Der Angelpunkt der Betrachtungen soll in beiden Fällen jene humanspezifische Kommunikationsfähigkeit sein, die v. a. auf der Möglichkeit zur Bildung und Verwendung von Symbolen beruht: Die Tatsache, dass der Mensch Zeichen (als Vermittler von Bedeutung) nicht nur bewusst und zielgerichtet generieren, sondern auch in ihrer Repräsentationsfunktion verwenden kann, ist ja weiter oben bereits als Voraussetzung für die spezifisch menschliche Qualität von Kommunikation erkannt worden, die als symbolisch vermittelte Interaktion definiert und diskutiert wurde.
Ihre besondere Ausprägung findet diese symbolisch vermittelte Interaktion schließlich in ihrer (im Kap. 3 ausführlich diskutierten) Sprachlichkeit: Hier ist es nicht nur die (mit der Repräsentationsfunktion eng zusammenhängende) Bezeichnungsleistung der menschlichen Sprache, sondern auch die (im Kontext sprachlicher Selbstreflexivität gegebene) Möglichkeit zur Metasprache und Metakommunikation, welche menschliche Kommunikationsprozesse von animalischen Kommunikationsereignissen grundsätzlich unterscheidbar machen.

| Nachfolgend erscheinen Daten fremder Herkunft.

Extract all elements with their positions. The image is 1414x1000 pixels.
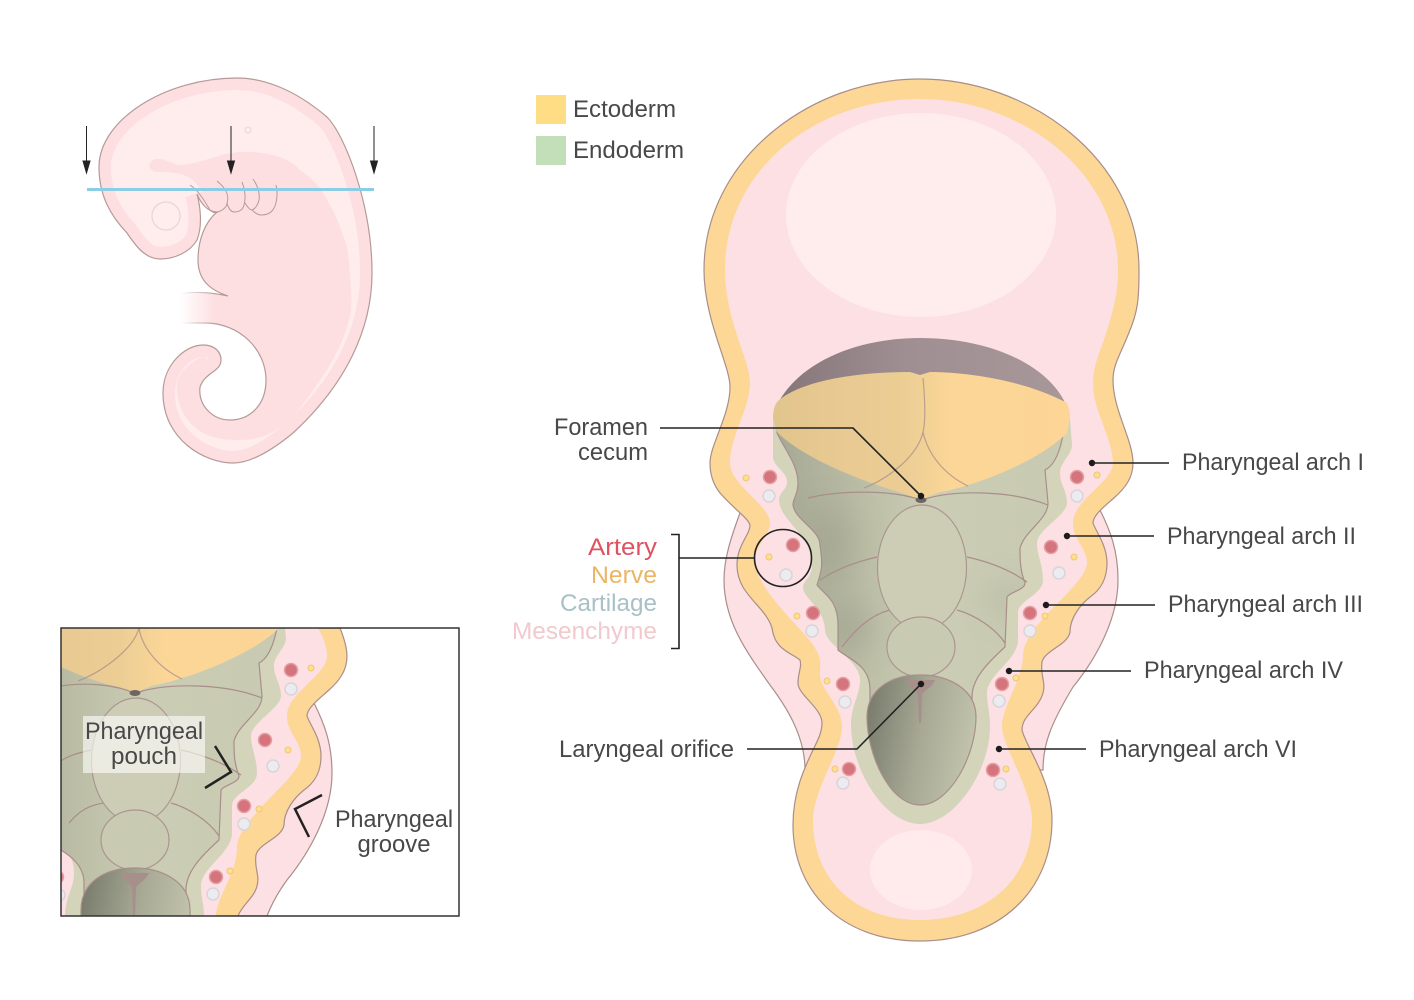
small oval [887,617,955,677]
lumen shading [816,517,870,650]
label: laryngeal orifice: Laryngeal orifice [559,736,734,763]
arch line 2 [820,557,1027,582]
foramen cecum pit [916,497,926,503]
inset frame [61,628,459,916]
vessels right [993,470,1100,707]
arrow right [370,126,378,173]
embryo tinted regions [99,78,372,463]
main cross-section [704,79,1139,941]
label: pharyngeal arch I: Pharyngeal arch I [1182,449,1364,476]
embryo outline [99,78,372,463]
nerve label: Nerve [591,562,657,589]
label: pharyngeal arch VI: Pharyngeal arch VI [1099,736,1297,763]
pouch chevron [205,746,231,788]
vessels left [743,470,856,789]
inset magnified section [50,628,347,916]
label: pharyngeal arch III: Pharyngeal arch III [1168,591,1363,618]
pharyngeal arch bumps [190,179,277,215]
cartilage label: Cartilage [560,590,657,617]
endoderm swatch [536,136,566,165]
ear [245,127,251,133]
groove chevron [295,795,322,837]
label: foramen cecum [554,414,924,499]
arch line 3 [842,610,1005,647]
section line [87,188,374,191]
ectoderm swatch [536,95,566,124]
pouch label backing [83,716,205,773]
pouch label: Pharyngeal [85,718,203,745]
pale lower ellipse [870,830,972,910]
embryo body [99,78,372,463]
arch line 1 [808,492,1048,505]
artery label: Artery [588,534,657,561]
bracket [671,534,754,648]
pouch label [85,718,203,770]
eye [152,202,180,230]
epiglottis [907,680,935,723]
endoderm label: Endoderm [573,137,684,164]
label: pharyngeal arch II: Pharyngeal arch II [1167,523,1356,550]
mesenchyme interior [725,99,1118,920]
ectoderm layer [704,79,1139,941]
label: pharyngeal arch VI [996,736,1297,763]
endoderm layer [773,418,1072,824]
label: pharyngeal arch I [1089,449,1364,476]
median oval [878,505,966,630]
tissue key [512,530,812,648]
label: laryngeal orifice [559,681,924,763]
laryngeal teardrop [867,675,976,805]
zoom circle [754,530,812,586]
tongue [773,372,1070,500]
pale upper ellipse [786,113,1056,317]
label: pharyngeal arch III [1043,591,1363,618]
limb fade [165,291,215,326]
mesenchyme lateral [724,510,1118,770]
label: pharyngeal arch II [1064,523,1356,550]
mesenchyme label: Mesenchyme [512,618,657,645]
groove label [335,806,453,858]
ectoderm label: Ectoderm [573,96,676,123]
pouch label: pouch [111,743,177,770]
pharynx lumen [777,420,1065,740]
label: pharyngeal arch IV [1006,657,1343,684]
label: foramen cecum: cecum [578,439,648,466]
legend [536,95,684,165]
maroon dome [777,338,1067,430]
embryo side view [99,78,372,463]
groove label: Pharyngeal [335,806,453,833]
label: pharyngeal arch IV: Pharyngeal arch IV [1144,657,1343,684]
groove label: groove [358,831,430,858]
arrow left [83,126,90,173]
label: foramen cecum: Foramen [554,414,648,441]
arrow middle [228,126,234,173]
inset panel [50,628,459,916]
tongue median line [864,378,968,488]
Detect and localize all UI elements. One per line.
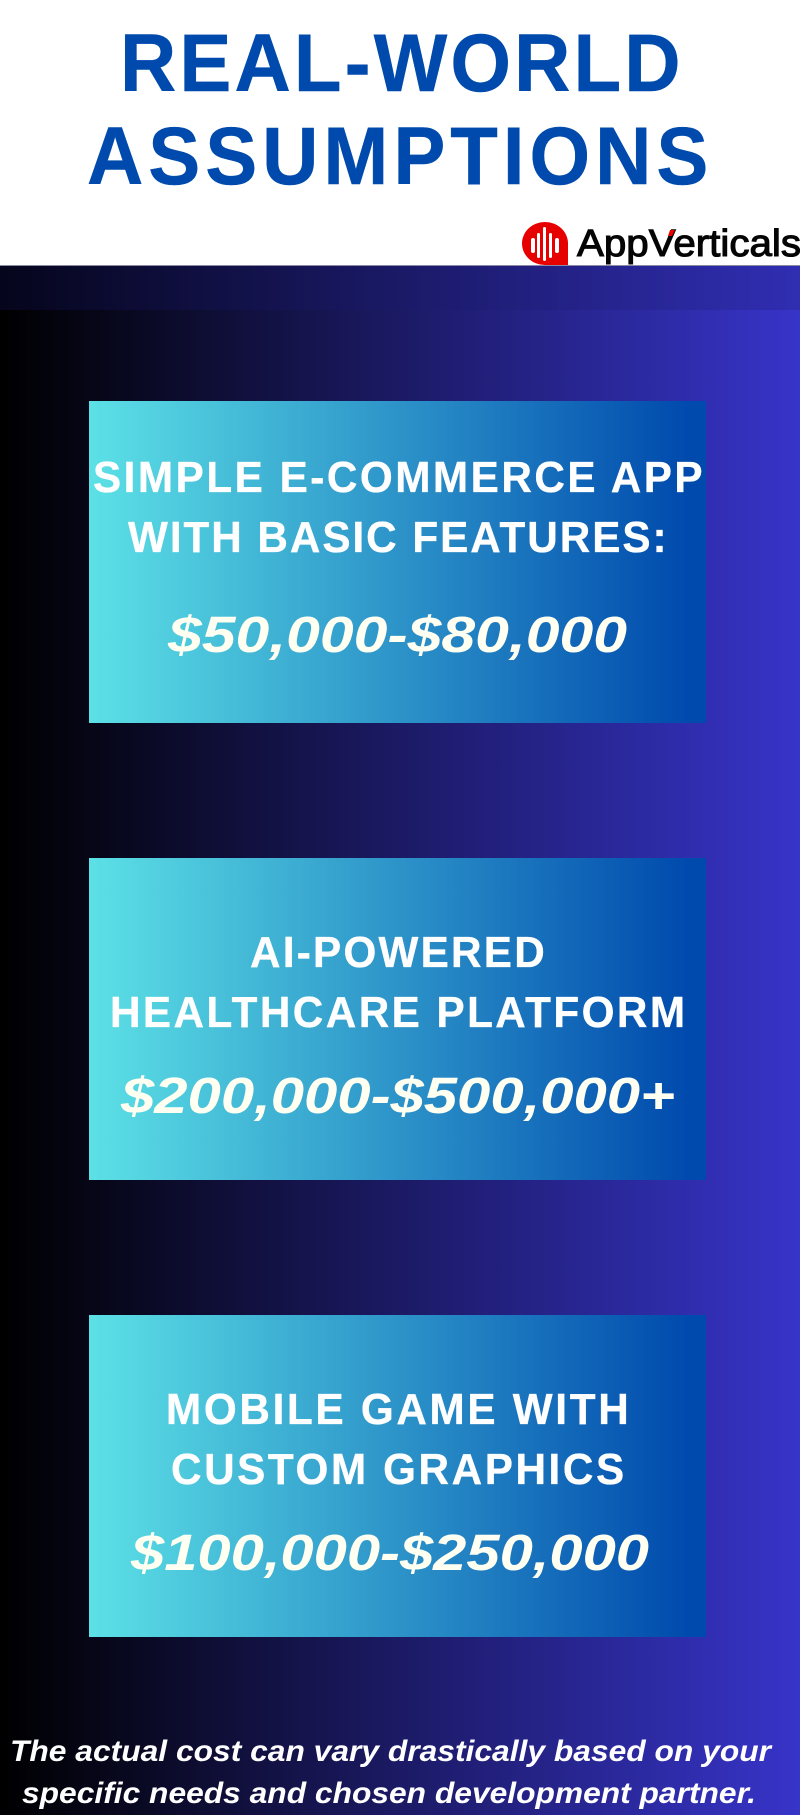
footer note [10, 1735, 773, 1810]
footer note: The actual cost can vary drastically based on your [10, 1735, 773, 1768]
icon: red pin [522, 222, 568, 265]
heading: MOBILE GAME WITH [166, 1385, 629, 1434]
panel: AI-powered healthcare platform [89, 858, 706, 1180]
heading: WITH BASIC FEATURES: [128, 513, 667, 562]
header background [0, 0, 800, 265]
logo: AppVerticals [522, 222, 800, 265]
panel: simple e-commerce app [89, 401, 706, 723]
heading [110, 928, 685, 1037]
gradient band under header [0, 265, 800, 310]
title: REAL-WORLD [120, 17, 681, 108]
price: $100,000-$250,000 [130, 1524, 649, 1581]
title: ASSUMPTIONS [87, 110, 708, 201]
title [87, 17, 708, 201]
heading [166, 1385, 629, 1494]
heading [93, 453, 703, 562]
heading: SIMPLE E-COMMERCE APP [93, 453, 703, 502]
panel: mobile game with custom graphics [89, 1315, 706, 1637]
logo wordmark: AppVerticals [577, 223, 800, 265]
heading: CUSTOM GRAPHICS [171, 1445, 624, 1494]
heading: HEALTHCARE PLATFORM [110, 988, 685, 1037]
price: $200,000-$500,000+ [120, 1067, 675, 1124]
heading: AI-POWERED [250, 928, 545, 977]
price: $50,000-$80,000 [167, 606, 627, 663]
footer note: specific needs and chosen development partner. [22, 1777, 756, 1810]
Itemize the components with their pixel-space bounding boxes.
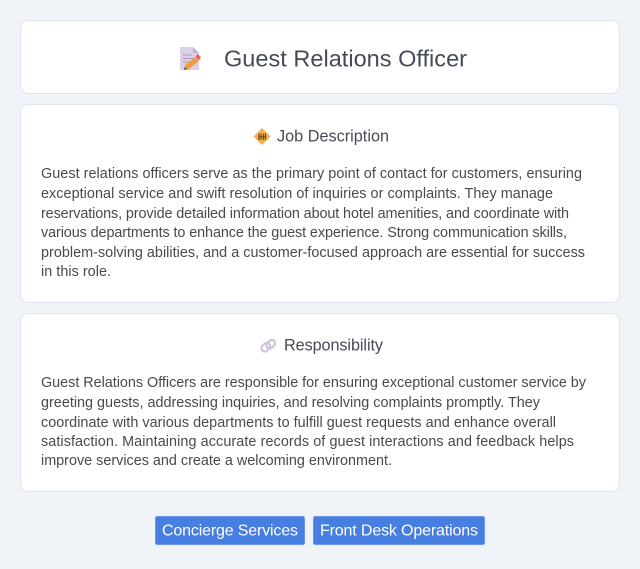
text block: responsibility: Guest Relations Officers are responsible for ensuring exceptional customer service by [41,375,587,391]
text block: responsibility: greeting guests, addressing inquiries, and resolving complaints promptly. They [41,395,541,411]
text block: job description: problem-solving abilities, and a customer-focused approach are essential for success [41,245,585,261]
button: Concierge Services [155,516,305,545]
icon: chain link [260,339,276,353]
panel: responsibility [20,314,620,492]
text block: job description: various departments to enhance the guest experience. Strong communication skills, [41,225,567,241]
text block: responsibility [41,375,587,469]
button: Front Desk Operations [313,516,485,545]
text block: job description: in this role. [41,264,111,280]
panel: title card [20,20,620,94]
button: Front Desk Operations: Front Desk Operations [320,522,478,540]
heading: job description: Job Description [277,128,389,146]
text block: responsibility: satisfaction. Maintaining accurate records of guest interactions and feedback helps [41,434,574,450]
text block: job description [41,166,585,280]
text block: responsibility: improve services and create a welcoming environment. [41,453,392,469]
text block: job description: reservations, provide detailed information about hotel amenities, and coordinate with [41,206,569,222]
text block: job description: Guest relations officers serve as the primary point of contact for customers, ensuring [41,166,582,182]
text block: job description: exceptional service and swift resolution of inquiries or complaints. They manage [41,186,553,202]
icon: orange diamond sign [254,129,270,144]
heading: responsibility: Responsibility [284,336,384,354]
title: Guest Relations Officer [224,46,467,72]
text block: responsibility: coordinate with various departments to fulfill guest requests and enhance overall [41,415,556,431]
panel: job description [20,104,620,302]
icon: document with pencil [180,47,201,70]
button: Concierge Services: Concierge Services [162,522,298,540]
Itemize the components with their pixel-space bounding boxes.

4.1 Kommunikation – eine anthropologische Grundkonstante
Evolution gilt ganz allgemein als der Prozess „allmählich fortschreitende(r) Veränderungen in Struktur und Verhalten der Lebewesen, so dass die Nachfahren andersartig als die Vorfahren werden“ (Rammstedt 1973: 187). Seit im 19. Jhdt. der Engländer Charles Darwin den Gedanken formulierte, dass der Mensch wie alle anderen Lebewesen auch das Produkt eines evolutionären Entwicklungsprozesses ist, war die (Wechsel-)Beziehung zwischen Artentstehung (bzw. Entstehung artspezifischer Fähigkeiten) und Umweltdruck in den Vordergrund getreten:2 Als Grundlage zumindest der biologischen (Weiter-)Entwicklung der Lebewesen waren nunmehr Veränderungen durch Umweltbedingungen erkannt worden (Schraml 1972: 88). Nur diejenigen Lebewesen, die sich an die jeweils vorhandenen Umweltbedingungen am besten anpassen konnten, überlebten und pflanzten sich schließlich auch fort. Die natürliche Selektion stellte sich damit als ein auf Anpassung (des jeweiligen Organismus an seine Umwelt) hin gerichteter Prozess (Wezler 1972: 304) heraus, der zur Bildung neuer Fähigkeiten oder Fertigkeiten der jeweiligen Spezies führte, um deren Überleben zu gewährleisten.